Po pierwsze: nie przypominam sobie, żebyśmy byli na "ty". I tego się trzymajmy.
Po drugie: bicie monet obiegowych nawet w pierwszej połowie XX wieku i lustrzanek w XXI wieku są tak podobne jak struganie fujarki z wierzby i produkcja saksofonu. - Nie wiem czemu mi się tak skojarzyło.
To, ze tło nie jest podrapane i się świeci nie świadczy jeszcze, ze moneta ma lustro.
Lustro wygląda tak
Proszę zwrócić uwagę na efekt "obracającego się koła" - "cartwheel".
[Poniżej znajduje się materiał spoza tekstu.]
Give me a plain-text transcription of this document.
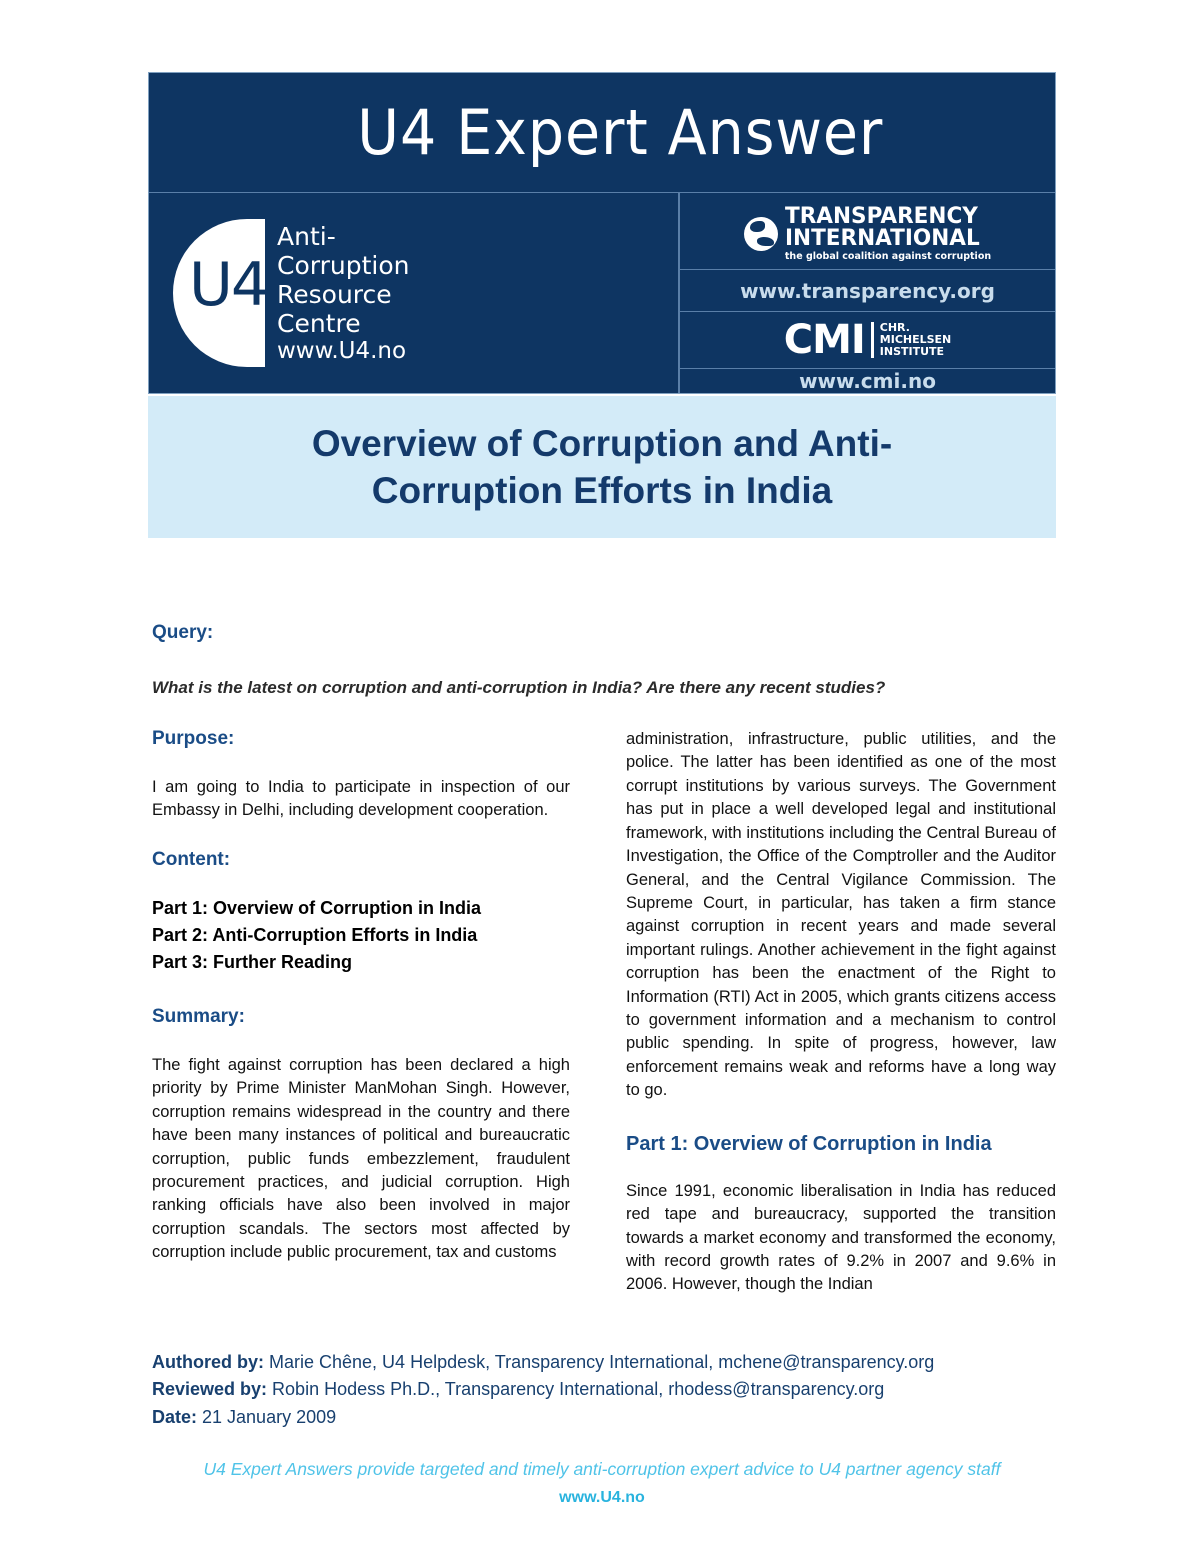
U4 Expert Answer
U4
Anti-
Corruption
Resource
Centre
www.U4.no
TRANSPARENCY
INTERNATIONAL
the global coalition against corruption
www.transparency.org
CMI CHR.
MICHELSEN
INSTITUTE
www.cmi.no
Overview of Corruption and Anti-Corruption Efforts in India
Query:
What is the latest on corruption and anti-corruption in India? Are there any recent studies?
Purpose:

I am going to India to participate in inspection of our Embassy in Delhi, including development cooperation.

Content:
Part 1: Overview of Corruption in India
Part 2: Anti-Corruption Efforts in India
Part 3: Further Reading
Summary:

The fight against corruption has been declared a high priority by Prime Minister ManMohan Singh. However, corruption remains widespread in the country and there have been many instances of political and bureaucratic corruption, public funds embezzlement, fraudulent procurement practices, and judicial corruption. High ranking officials have also been involved in major corruption scandals. The sectors most affected by corruption include public procurement, tax and customs

administration, infrastructure, public utilities, and the police. The latter has been identified as one of the most corrupt institutions by various surveys. The Government has put in place a well developed legal and institutional framework, with institutions including the Central Bureau of Investigation, the Office of the Comptroller and the Auditor General, and the Central Vigilance Commission. The Supreme Court, in particular, has taken a firm stance against corruption in recent years and made several important rulings. Another achievement in the fight against corruption has been the enactment of the Right to Information (RTI) Act in 2005, which grants citizens access to government information and a mechanism to control public spending. In spite of progress, however, law enforcement remains weak and reforms have a long way to go.

Part 1: Overview of Corruption in India

Since 1991, economic liberalisation in India has reduced red tape and bureaucracy, supported the transition towards a market economy and transformed the economy, with record growth rates of 9.2% in 2007 and 9.6% in 2006. However, though the Indian

Authored by: Marie Chêne, U4 Helpdesk, Transparency International, mchene@transparency.org
Reviewed by: Robin Hodess Ph.D., Transparency International, rhodess@transparency.org
Date: 21 January 2009
U4 Expert Answers provide targeted and timely anti-corruption expert advice to U4 partner agency staff
www.U4.no
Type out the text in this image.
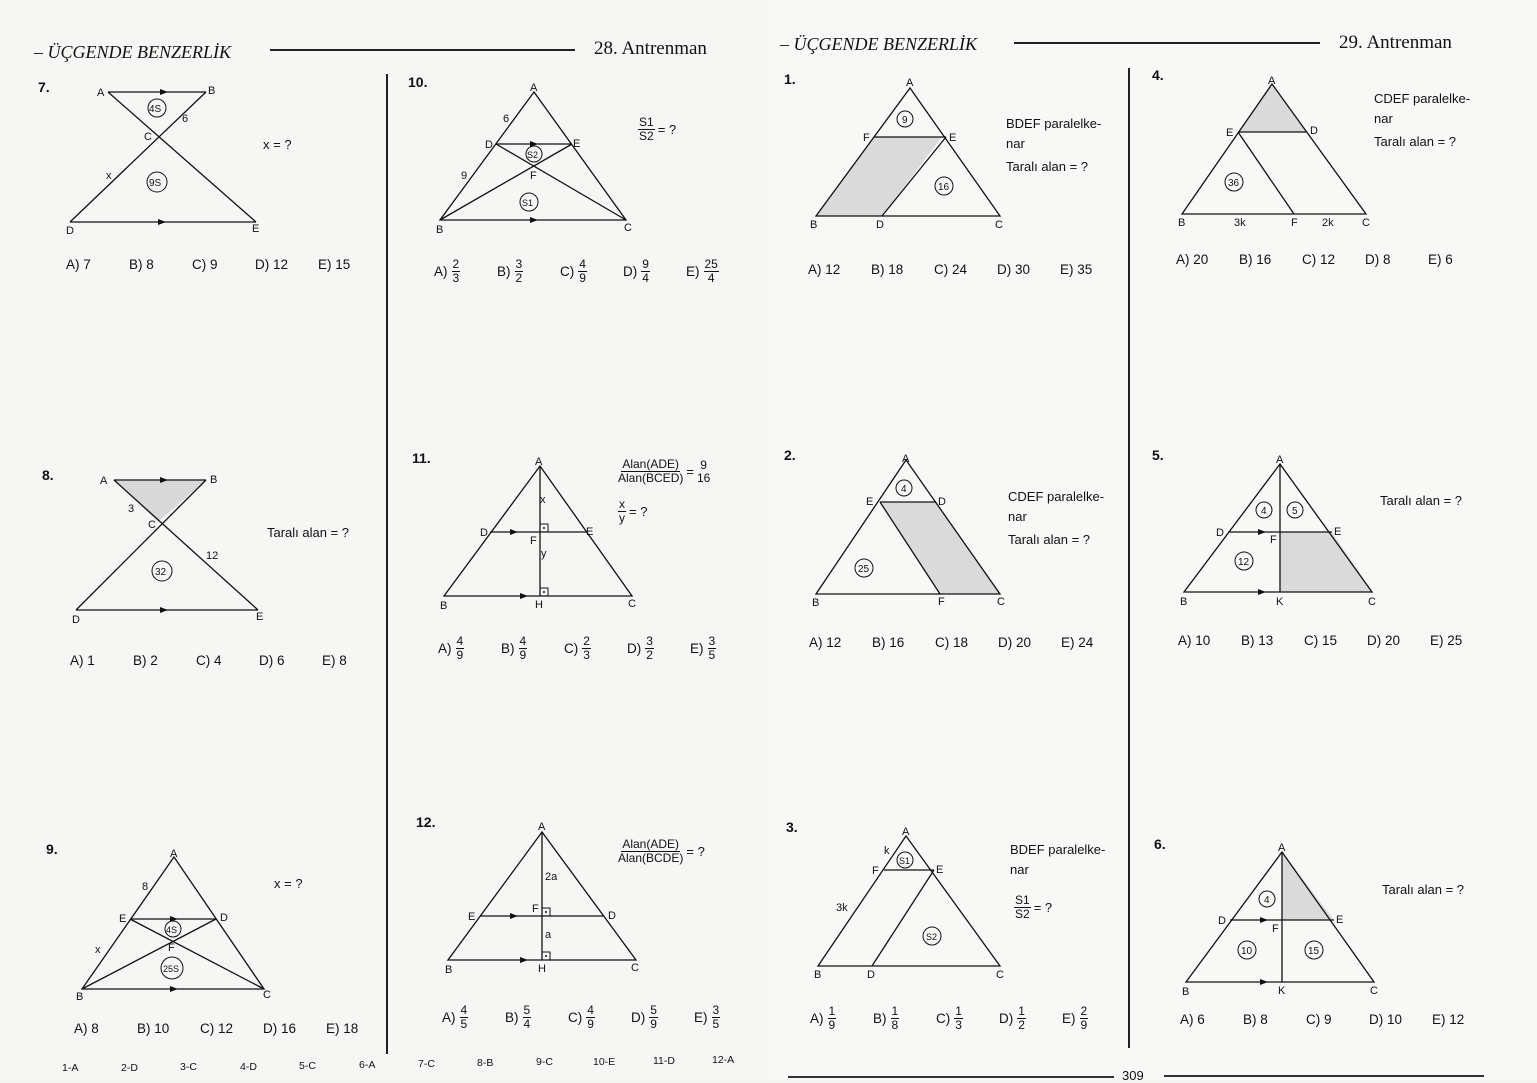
– ÜÇGENDE BENZERLİK	28. Antrenman
7.	A	B
C
D	E
x
6
4S
9S
x = ?
A) 7	B) 8	C) 9	D) 12	E) 15
8.	A	B
C
D	E
3
12
32
Taralı alan = ?
A) 1	B) 2	C) 4	D) 6	E) 8
9.	A
B	C
D
E
F
8
x
4S
25S
x = ?
A) 8	B) 10	C) 12	D) 16	E) 18
10.	A
B	C
D	E
F
6
9
S2
S1
$\frac{S1}{S2}$ = ?
$A) \frac{2}{3}$	$B) \frac{3}{2}$	$C) \frac{4}{9}$	$D) \frac{9}{4}$	$E) \frac{25}{4}$
11.	A
B	C
D	E
F
H
x
y
$\frac{\text{Alan(ADE)}}{\text{Alan(BCED)}} = 9$
16
$\frac{x}{y}$ = ?
$A) \frac{4}{9}$	$B) \frac{4}{9}$	$C) \frac{2}{3}$	$D) \frac{3}{2}$	$E) \frac{3}{5}$
12.	A
B	C
D
E
F
H
2a
a
$\frac{\text{Alan(ADE)}}{\text{Alan(BCDE)}}$ = ?
$A) \frac{4}{5}$	$B) \frac{5}{4}$	$C) \frac{4}{9}$	$D) \frac{5}{9}$	$E) \frac{3}{5}$
1-A	2-D	3-C	4-D	5-C	6-A	7-C	8-B	9-C	10-E	11-D	12-A
– ÜÇGENDE BENZERLİK	29. Antrenman
1.	A
B	C
D
E
F
9
16
BDEF paralelke-
nar
Taralı alan = ?
A) 12	B) 18	C) 24	D) 30	E) 35
2.	A
B	C
D
E
F
4
25
CDEF paralelke-
nar
Taralı alan = ?
A) 12	B) 16	C) 18	D) 20	E) 24
3.	A
B	C
D
E
F
k
3k
S1
S2
BDEF paralelke-
nar
$\frac{S1}{S2}$ = ?
$A) \frac{1}{9}$	$B) \frac{1}{8}$	$C) \frac{1}{3}$	$D) \frac{1}{2}$	$E) \frac{2}{9}$
4.	A
B	C
D
E
F
3k	2k
36
CDEF paralelke-
nar
Taralı alan = ?
A) 20	B) 16	C) 12	D) 8	E) 6
5.	A
B	C
D	E
F
K
4	5
12
Taralı alan = ?
A) 10	B) 13	C) 15	D) 20	E) 25
6.	A
B	C
D	E
F
K
4
10	15
Taralı alan = ?
A) 6	B) 8	C) 9	D) 10	E) 12
309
A na temat porównania zdjęć tych dwóch półgroszy, to proszę zauważyć, ze są robione w zupełnie innym świetle. Podejmowanie decyzji o kupnie na podstawie tych dwóch zdjęć jest bardzo subiektywne. Liczy się to, co do kupującego przemówi. Do Pana przemawia pierwsza moneta, do mnie druga. Osobiście wolę widzieć trochę urozmaicenia jak te rysy stempla i trochę głębsze i ostrzejsze zarysy, ale to może być światłocień. Ponadto uważam, ze są w podobnych stanach, jedna ma braki, gdzie druga nie ma i odwrotnie. Myślę, ze pod względem kosztów tez nie ma o co kruszyć kopii.